The Microsoft Store in Windows 11 may soon let you download third-party widgets – tiny apps that provide at-a-glance info, such as the current weather, or local traffic – according to one eagle-eyed Twitter user.
FireCube did some digging recently and spotted that the widget manifest has been updated to reference downloading widgets.
Widget manifest update shows more evidence of being able to download third party widgets and updates from the Microsoft Store.#Windows11 #FluentDesign pic.twitter.com/RgBYCq7sgZApril 13, 2022Ads
The text informing users that they can “download new widgets and widget updates in Microsoft Store” is another piece of evidence that the eventual plan is to let developers put their third-party widgets in the Store, and let Windows 11 users download whatever they want.
The widgets panel would then be more useful, of course, with a bigger range of options and plenty more scope for customization, compared to the current situation where people can only use Microsoft’s own widgets in the panel.
As Windows Central, which spotted this, points out, its own Zac Bowden – a prolific source of Microsoft leaks – has previously said that the widget panel is expected to be getting third-party efforts, plus new features, and indeed that developers have already been briefed as to how third-party widgets will function. Previous leaks have pointed to third-party widgets being inbound, too.
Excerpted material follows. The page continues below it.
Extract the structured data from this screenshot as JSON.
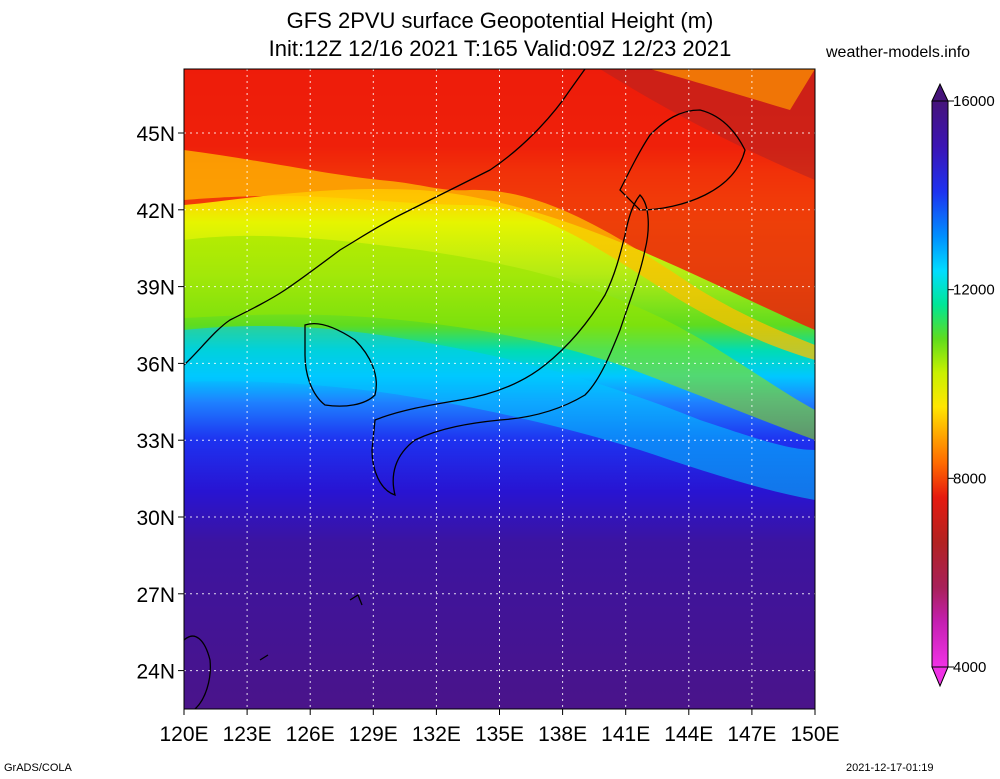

Bowden made those comments in December 2021, four months ago now, and with this latest spotting of a nugget of evidence that Microsoft is preparing to implement third-party widgets, it seems a firm enough possibility that they will debut at some point in 2022.
Would that be with the big H2 2022 (Sun Valley 2) update? Maybe, but given that Microsoft has been adding stuff to Windows 11 as and when it likes so far this year – witness the recent arrival of some big interface changes outside of major feature updates – then maybe this clue turning up now is a sign we could be installing third-party widgets in the OS sooner rather than later.
As for the other plans Microsoft has for the widget panel, at its recent Windows 11 reveal, we did catch a glimpse of a full-screen panel; so that could be in the pipeline too (and it’d provide more screen real-estate to populate with third-party widgets).
The widget panel is, of course, a divisive feature, and some folks really don’t appreciate it, viewing it as a rather pointless element of the UI. Its usefulness is certainly limited in its current form, being restricted to Microsoft services (like OneDrive, for example, and the likes of MSN weather).
Opening up the ability to add a huge range of new widgets from all over the shop would certainly help to make the panel a more compelling feature for Windows 11, and markedly improve the perception of this part of the interface.